Water is a universal right of every human being and so availability of safe drinking water for everyone is essential. Water is the building blocks of life and not only to quench thirst but to also develop jobs and resources and to avail them as well.
This year the theme is ‘Leaving no one behind’. It works towards having sustainable development and everyone to benefit from it. Today, billions of people are still living without safe water, which means ‘safely managed drinking water service’: water that is accessible on the premises, available when needed, and free from contamination. Their households, schools, workplaces, farms and factories struggling to survive and thrive.

Marginalized groups – women, children, refugees, indigenous peoples, disabled people and many others – are often overlooked, and sometimes face discrimination, as they try to access and manage the safe water they need.

An act of reconciliation

Drinking water advisories have been a persistent injustice in First Nations throughout Canada. Currently, more than 100 communities go without clean drinking water. Many have faced these conditions for years, or even decades.
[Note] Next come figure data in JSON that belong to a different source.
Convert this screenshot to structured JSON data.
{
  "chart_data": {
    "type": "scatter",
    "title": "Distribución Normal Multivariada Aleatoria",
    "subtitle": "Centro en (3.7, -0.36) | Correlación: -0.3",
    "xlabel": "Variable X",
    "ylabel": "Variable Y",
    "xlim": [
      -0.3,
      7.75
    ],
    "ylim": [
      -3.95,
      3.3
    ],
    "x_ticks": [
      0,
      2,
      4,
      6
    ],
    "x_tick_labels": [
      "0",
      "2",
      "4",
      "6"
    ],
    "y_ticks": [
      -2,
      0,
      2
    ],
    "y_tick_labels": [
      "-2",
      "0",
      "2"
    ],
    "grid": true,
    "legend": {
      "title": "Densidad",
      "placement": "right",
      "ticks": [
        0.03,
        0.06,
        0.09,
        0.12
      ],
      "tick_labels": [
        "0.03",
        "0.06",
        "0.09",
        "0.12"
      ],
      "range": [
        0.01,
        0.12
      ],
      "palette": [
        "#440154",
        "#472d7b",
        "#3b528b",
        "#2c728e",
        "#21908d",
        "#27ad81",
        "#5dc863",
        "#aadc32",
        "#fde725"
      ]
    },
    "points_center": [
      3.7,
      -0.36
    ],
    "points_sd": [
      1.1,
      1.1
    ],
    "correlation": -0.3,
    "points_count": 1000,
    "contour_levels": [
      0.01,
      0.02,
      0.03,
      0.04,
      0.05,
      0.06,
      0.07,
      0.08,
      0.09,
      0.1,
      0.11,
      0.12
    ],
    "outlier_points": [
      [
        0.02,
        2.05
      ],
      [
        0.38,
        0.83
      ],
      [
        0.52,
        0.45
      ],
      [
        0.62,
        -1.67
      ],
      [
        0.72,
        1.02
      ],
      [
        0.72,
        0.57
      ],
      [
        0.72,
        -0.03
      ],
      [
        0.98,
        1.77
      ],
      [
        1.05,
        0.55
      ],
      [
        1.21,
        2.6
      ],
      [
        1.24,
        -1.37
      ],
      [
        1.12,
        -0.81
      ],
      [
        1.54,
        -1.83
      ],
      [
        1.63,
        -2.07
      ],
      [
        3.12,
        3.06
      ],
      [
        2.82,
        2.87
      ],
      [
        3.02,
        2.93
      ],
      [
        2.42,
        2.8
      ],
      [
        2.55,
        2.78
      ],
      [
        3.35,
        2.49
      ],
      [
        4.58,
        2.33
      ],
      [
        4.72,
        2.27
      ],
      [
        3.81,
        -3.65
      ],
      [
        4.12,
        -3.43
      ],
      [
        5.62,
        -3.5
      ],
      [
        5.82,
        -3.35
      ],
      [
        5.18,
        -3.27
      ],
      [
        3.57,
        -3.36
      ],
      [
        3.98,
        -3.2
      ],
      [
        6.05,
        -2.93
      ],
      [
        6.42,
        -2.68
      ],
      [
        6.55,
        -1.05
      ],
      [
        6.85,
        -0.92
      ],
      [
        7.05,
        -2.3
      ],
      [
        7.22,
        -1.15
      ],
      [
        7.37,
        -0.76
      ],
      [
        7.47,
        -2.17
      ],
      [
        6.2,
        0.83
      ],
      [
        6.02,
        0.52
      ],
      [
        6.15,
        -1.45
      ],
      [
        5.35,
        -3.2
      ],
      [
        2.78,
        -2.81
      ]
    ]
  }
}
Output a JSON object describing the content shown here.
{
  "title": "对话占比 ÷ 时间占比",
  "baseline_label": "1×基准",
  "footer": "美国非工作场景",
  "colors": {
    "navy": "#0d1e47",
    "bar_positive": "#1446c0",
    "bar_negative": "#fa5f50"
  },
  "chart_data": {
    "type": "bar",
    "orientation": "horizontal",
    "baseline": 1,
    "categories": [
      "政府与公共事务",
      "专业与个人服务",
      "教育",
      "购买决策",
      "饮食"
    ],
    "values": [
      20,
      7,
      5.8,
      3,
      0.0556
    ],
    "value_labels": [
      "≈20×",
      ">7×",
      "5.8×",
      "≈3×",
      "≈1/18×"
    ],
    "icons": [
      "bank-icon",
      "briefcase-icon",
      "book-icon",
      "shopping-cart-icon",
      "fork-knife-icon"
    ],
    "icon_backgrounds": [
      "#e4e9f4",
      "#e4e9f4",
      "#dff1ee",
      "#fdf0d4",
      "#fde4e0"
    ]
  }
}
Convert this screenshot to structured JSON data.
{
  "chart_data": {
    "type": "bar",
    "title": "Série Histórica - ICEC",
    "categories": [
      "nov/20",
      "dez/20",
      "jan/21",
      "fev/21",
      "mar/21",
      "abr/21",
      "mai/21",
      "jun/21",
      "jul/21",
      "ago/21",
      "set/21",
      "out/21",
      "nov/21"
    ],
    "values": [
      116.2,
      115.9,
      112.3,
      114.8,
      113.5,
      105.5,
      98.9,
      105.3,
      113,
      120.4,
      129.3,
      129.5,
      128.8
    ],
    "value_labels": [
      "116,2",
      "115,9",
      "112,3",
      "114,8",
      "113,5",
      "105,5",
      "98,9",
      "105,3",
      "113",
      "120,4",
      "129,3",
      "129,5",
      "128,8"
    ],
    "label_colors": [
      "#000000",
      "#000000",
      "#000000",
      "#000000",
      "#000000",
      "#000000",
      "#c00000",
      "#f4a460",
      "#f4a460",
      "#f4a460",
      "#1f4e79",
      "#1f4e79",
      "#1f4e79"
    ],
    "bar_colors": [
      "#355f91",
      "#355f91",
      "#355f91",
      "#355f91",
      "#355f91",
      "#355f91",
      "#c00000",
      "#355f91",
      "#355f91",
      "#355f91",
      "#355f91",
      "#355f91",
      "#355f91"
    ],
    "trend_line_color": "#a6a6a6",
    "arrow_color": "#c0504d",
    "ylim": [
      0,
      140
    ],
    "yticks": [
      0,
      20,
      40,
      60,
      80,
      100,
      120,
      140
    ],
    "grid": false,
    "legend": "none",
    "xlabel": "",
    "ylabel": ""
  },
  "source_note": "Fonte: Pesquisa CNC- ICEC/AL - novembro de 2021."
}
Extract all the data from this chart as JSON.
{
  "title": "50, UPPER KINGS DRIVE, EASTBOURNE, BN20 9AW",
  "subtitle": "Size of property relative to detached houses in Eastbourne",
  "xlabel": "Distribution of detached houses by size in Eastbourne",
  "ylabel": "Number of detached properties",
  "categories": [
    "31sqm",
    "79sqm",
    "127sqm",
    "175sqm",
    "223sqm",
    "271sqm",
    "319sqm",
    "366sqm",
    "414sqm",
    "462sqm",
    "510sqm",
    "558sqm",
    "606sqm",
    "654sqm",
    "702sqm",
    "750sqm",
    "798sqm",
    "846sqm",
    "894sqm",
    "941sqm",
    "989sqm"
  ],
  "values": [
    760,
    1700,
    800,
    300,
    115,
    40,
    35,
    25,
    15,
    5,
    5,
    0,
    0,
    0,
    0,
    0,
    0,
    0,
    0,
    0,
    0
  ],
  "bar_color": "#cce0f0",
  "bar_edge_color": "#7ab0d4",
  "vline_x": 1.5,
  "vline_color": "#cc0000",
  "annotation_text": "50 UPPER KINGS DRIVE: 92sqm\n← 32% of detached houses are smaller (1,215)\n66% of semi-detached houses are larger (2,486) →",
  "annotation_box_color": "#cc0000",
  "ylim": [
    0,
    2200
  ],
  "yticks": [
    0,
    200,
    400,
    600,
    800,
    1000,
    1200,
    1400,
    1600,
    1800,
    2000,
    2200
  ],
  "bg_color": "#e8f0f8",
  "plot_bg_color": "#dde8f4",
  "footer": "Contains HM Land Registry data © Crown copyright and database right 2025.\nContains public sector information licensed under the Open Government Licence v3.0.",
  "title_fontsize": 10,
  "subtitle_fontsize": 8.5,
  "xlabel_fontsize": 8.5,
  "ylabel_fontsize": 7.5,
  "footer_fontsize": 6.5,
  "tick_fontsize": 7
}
After years of pressure from Indigenous and social justice organizations, the federal government committed to ending all long‐term drinking water advisories by 2021. In response, the David Suzuki Foundation has begun monitoring progress on resolving First Nations drinking water advisories. Our first report released in February 2017 in partnership with the Council of Canadians concluded that although work to end DWAs had begun, the federal government was not on track to fulfil its commitment. Assessments from this year’s report are similar.